Review by afro_jesus

"An unbiased look at the good and the bad of HP:OOTP"

This game is an anomaly of sorts. One one hand you have a remarkable example of what EA is trying to accomplish with "movie games", wherein there's minimal(if any at all) noticeable loading, huge environments that are extremely detailed, voice work predominantly done by the cast of the film, and some really sharp graphics.

However, with all of the money EA threw at this title it's plain to see that they just didn't care about the actual game play aspect of the title and are in turn, relying solely on the aesthetics and technical merits of the title instead. There's no way anyone should legitimately pay more than 39.95 for this, regardless of the situation.

Why, you ask? Well, it's because this game at it's absolute most is roughly 10 hours long. That's also considering that you took your time and found EVERYTHING possible to get the Discovery Level 13 achievement. Now I know, a lot of 10 hour games are insanely great and the only complaint most have with titles in that group is that "it's never long enough". Unfortunately, the "game play" in Phoenix revolves around the "fetch and quest" type of engine.
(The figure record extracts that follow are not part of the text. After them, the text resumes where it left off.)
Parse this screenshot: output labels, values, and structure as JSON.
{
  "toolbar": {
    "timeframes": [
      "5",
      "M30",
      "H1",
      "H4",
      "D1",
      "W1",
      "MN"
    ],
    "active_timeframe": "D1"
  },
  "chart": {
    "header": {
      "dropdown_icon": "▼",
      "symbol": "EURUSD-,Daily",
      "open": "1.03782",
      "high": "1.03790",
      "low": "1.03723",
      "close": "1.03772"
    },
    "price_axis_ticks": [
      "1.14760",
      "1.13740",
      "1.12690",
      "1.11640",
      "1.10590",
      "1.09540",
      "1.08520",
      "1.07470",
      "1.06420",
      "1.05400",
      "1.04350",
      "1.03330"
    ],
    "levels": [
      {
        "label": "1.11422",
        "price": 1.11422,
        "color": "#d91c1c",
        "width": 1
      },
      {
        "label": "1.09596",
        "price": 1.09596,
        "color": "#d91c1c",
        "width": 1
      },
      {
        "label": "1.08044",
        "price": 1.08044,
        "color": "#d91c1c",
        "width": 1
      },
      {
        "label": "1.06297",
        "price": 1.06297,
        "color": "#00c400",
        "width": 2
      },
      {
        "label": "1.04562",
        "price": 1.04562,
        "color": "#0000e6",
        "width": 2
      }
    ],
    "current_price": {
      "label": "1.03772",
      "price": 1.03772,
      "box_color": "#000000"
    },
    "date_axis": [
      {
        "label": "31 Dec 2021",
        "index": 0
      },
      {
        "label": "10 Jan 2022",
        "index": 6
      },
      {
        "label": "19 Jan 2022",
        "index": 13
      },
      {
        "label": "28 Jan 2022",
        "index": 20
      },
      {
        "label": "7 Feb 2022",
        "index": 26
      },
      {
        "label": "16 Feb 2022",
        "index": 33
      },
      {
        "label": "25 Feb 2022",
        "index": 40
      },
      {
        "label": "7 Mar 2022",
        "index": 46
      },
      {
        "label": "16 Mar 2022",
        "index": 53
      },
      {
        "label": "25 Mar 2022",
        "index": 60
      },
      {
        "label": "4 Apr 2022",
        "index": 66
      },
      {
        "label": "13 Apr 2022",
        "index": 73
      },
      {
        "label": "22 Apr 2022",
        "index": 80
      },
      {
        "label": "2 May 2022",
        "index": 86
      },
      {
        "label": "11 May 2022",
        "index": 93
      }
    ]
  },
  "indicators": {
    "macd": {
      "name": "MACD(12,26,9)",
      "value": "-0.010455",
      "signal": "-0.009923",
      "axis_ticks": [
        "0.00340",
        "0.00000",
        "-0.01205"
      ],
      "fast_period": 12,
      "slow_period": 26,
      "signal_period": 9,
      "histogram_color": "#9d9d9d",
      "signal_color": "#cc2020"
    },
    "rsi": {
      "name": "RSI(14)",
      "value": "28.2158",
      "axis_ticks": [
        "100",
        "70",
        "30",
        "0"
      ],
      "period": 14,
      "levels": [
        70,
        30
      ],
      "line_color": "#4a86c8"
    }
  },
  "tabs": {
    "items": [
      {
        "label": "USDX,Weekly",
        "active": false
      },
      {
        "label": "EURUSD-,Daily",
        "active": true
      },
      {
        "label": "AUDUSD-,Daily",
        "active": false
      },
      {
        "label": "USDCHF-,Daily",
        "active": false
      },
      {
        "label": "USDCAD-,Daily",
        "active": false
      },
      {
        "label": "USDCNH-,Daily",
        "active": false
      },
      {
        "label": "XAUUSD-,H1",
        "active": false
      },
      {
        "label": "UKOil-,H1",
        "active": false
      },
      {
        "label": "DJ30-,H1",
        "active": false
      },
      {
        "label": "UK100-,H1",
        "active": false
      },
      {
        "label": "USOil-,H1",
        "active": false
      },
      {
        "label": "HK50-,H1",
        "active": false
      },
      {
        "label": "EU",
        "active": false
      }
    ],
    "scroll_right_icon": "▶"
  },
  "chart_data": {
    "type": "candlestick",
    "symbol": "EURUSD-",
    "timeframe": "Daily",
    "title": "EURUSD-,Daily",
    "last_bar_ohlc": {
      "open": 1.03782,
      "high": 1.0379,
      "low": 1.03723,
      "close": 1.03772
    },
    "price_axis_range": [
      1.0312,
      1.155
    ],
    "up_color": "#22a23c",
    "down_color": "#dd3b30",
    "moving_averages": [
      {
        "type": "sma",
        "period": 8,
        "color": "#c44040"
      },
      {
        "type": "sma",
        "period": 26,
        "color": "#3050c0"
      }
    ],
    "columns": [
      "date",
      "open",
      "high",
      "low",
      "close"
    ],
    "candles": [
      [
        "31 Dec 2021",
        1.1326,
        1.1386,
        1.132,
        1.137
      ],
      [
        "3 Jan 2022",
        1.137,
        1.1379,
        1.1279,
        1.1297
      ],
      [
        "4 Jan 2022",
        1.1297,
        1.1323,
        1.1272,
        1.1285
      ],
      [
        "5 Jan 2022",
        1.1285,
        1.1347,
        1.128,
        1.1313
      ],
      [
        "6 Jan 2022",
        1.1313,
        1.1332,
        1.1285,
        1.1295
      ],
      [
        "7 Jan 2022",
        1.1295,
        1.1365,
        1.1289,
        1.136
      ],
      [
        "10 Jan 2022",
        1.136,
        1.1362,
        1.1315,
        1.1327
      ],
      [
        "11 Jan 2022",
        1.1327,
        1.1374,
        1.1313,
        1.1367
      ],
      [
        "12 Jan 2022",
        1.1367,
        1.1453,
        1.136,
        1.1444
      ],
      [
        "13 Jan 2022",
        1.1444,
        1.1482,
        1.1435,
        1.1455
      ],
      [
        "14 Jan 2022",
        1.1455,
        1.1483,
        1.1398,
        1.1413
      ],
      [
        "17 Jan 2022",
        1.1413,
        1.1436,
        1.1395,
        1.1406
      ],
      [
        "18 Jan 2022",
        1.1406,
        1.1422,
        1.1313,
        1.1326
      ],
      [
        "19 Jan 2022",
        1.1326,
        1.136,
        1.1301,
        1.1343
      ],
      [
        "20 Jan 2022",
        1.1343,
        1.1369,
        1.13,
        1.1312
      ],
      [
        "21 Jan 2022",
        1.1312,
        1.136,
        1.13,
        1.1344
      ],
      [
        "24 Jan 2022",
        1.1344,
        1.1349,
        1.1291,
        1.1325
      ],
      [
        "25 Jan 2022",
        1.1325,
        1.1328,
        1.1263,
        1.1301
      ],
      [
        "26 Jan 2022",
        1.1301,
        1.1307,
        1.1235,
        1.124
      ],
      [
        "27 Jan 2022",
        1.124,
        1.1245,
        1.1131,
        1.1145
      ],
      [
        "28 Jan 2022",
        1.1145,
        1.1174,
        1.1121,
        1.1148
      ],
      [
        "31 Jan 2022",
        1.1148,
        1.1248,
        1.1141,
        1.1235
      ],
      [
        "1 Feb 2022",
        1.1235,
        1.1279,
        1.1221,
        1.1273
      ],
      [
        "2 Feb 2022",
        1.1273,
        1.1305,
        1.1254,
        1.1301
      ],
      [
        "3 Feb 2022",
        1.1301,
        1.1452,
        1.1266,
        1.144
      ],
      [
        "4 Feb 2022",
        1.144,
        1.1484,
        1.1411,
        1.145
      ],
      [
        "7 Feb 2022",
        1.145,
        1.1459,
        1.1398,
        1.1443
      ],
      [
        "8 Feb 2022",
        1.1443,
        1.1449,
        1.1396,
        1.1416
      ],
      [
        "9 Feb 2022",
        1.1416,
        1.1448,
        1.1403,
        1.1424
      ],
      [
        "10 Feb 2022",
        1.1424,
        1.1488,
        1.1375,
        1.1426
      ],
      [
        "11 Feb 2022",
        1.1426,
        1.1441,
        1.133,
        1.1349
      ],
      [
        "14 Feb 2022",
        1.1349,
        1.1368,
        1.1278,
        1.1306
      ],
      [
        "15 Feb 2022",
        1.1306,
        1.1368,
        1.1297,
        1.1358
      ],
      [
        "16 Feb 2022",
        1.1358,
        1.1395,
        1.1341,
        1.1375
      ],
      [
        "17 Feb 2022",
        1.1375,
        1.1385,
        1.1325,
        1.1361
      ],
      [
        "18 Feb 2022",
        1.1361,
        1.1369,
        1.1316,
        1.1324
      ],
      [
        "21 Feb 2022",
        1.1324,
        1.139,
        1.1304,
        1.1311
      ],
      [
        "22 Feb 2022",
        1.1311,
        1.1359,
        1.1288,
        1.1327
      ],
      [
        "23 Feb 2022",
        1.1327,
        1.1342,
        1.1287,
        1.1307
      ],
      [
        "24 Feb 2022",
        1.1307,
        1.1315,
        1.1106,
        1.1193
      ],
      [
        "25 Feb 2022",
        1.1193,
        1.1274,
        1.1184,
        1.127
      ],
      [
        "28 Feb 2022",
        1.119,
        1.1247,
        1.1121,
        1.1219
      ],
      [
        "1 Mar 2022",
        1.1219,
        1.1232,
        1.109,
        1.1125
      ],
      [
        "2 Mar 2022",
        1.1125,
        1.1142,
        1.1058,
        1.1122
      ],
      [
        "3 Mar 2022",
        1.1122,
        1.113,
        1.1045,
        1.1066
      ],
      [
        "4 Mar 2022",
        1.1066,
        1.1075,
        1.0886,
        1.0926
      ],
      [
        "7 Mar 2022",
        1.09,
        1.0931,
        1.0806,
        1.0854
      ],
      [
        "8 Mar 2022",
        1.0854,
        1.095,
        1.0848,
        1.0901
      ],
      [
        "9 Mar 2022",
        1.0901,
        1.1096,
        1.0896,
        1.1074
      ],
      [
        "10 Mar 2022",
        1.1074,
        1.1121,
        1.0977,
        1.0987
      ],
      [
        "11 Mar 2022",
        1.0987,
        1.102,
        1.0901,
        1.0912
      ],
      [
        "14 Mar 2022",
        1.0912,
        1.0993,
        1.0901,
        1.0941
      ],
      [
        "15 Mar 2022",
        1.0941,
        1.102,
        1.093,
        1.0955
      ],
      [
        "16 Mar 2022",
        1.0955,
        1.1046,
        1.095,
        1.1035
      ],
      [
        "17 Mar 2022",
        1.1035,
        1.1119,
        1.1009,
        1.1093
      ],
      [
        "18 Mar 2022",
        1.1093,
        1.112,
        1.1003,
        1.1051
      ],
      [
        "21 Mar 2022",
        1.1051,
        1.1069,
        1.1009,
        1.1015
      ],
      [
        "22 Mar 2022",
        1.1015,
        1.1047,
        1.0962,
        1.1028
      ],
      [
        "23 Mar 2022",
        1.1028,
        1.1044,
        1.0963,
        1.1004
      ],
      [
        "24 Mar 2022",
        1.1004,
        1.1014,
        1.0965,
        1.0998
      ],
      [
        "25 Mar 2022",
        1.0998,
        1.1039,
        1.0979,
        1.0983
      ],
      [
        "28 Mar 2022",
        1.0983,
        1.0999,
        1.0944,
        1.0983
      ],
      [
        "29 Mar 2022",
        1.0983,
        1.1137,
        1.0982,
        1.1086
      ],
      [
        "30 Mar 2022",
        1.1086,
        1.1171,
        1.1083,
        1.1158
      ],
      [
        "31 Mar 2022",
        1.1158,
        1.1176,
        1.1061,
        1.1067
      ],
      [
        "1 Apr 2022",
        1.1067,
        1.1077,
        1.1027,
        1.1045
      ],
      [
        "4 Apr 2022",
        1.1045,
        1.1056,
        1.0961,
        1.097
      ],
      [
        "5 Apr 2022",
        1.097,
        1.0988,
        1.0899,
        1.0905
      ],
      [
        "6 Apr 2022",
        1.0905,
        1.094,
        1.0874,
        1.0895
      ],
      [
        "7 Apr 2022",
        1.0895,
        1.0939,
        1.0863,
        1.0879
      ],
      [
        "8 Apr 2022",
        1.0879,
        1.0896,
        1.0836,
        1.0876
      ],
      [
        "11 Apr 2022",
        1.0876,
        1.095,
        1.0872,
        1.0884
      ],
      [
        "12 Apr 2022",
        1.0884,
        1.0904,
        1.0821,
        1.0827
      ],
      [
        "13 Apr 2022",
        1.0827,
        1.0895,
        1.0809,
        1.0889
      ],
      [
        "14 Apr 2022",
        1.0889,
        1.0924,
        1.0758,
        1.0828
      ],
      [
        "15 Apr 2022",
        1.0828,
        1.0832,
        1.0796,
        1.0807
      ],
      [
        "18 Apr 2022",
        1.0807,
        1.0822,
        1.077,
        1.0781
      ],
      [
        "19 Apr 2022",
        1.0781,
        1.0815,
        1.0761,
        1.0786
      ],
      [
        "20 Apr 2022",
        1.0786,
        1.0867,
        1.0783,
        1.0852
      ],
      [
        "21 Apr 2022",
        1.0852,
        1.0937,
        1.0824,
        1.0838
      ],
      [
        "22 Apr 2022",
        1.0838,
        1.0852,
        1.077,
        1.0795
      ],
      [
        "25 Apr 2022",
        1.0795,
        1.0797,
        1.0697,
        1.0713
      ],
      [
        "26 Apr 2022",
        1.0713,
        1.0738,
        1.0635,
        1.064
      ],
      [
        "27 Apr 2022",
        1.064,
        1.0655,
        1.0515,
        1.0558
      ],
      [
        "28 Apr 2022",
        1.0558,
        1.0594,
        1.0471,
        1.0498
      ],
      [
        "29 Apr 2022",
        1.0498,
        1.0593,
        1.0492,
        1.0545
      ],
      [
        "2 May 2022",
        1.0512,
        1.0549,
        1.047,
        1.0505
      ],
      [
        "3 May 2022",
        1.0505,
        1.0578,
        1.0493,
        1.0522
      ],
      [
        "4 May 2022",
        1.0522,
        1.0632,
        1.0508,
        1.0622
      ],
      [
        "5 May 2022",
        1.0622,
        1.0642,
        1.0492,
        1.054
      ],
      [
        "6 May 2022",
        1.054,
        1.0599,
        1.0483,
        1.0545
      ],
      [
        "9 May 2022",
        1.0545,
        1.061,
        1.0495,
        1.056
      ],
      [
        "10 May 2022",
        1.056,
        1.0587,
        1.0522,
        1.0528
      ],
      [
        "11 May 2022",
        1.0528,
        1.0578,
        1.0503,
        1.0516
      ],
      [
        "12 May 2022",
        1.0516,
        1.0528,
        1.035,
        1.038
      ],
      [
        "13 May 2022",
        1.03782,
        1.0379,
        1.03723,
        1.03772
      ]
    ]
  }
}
If I was to be insanely harsh, I would state that this game's entire play style follows the same basic formula of "Look at map, find character from movie, talk to them, retrieve item/run errand/find information, then open map and repeat for the next character" and I wouldn't be far off. While the game does offer a good amount of things to do outside of the normal fetch and retrieve, there's nothing with enough depth to make it worthwhile.

You have your choice of 3 mini-games, some with variations(Gobstones and Card Snap), but even then they don't offer much, which in turn leads me to our next issue....

Lack of Multi-player/Online play:
While it's a given that this title is only a single player experience, with the amount of additional mini-games and the fairly balanced(surprising, I know) dueling system...it should have been a literal no-brainer for the addition of online play. Even in it's most remote aspect, online play could have been the deal breaker that would've given people(predominantly, this game is marketed at younger gamers or die-hard HP fans) a lot to do after the game was finished.

Also, the lack of multiple playable characters in this title keeps you from deriving from the sole "Harry Potter is the only one that matters" side of the coin. In Azkaban and even to a lesser extent the hand held titles(which are mostly RPG's or hybrids), each character in the "Hogwarts Triple Threat" have something to offer. All Ron and Hermione(mainly Hermione) do the entire game is complain and comment about the current situation, most of the time doing so directly after you've been given a new objective.

Secondly, by doing this making the only playable character Harry, you have killed any type of variety in the puzzle aspect of the game. Without multiple characters, there's no depth. Every situation is the same, every character has the same spell set, and every puzzle can be completed within seconds of discovering it. This design flaw leaves you with nothing but tedium, and unfortunately that's what this entire game is.

The last major complaint is the overall stiff controls. Instead of the normally fluid and intuitive control over Harry(as in previous games), we've been force fed Resident Evil style tank controls. Now, it's nowhere near as BAD as the earlier RE titles, but it's still leagues behind the previous HP titles, and that is flat out unacceptable. Nobody should have to deal with sub-par controls, especially at $59.95 per game and ESPECIALLY on next gen consoles. Period.

On a positive note, the game does look fantastic and the actual scope of Hogwarts as a whole is mind blowing(especially to someone who isn't a die-hard HP fan, such as myself). But add onto that the crispness of the textures and the quality of the music(and voice work) and you have a stellar recreation of the overall look/feel of the film. It shows what kind of resources EA put behind this, but in the end you have lifeless character models that show no emotion, a sub-par sandbox engine, and tedious "tasks" to perform.

Final result? Buy it used or rent it for a quick play through, but do NOT drop the MSRP of $59.95 for this. The end game is just too shallow to justify the price due to the lack of any real replay ability(other than achievements), even for it's intended target audience.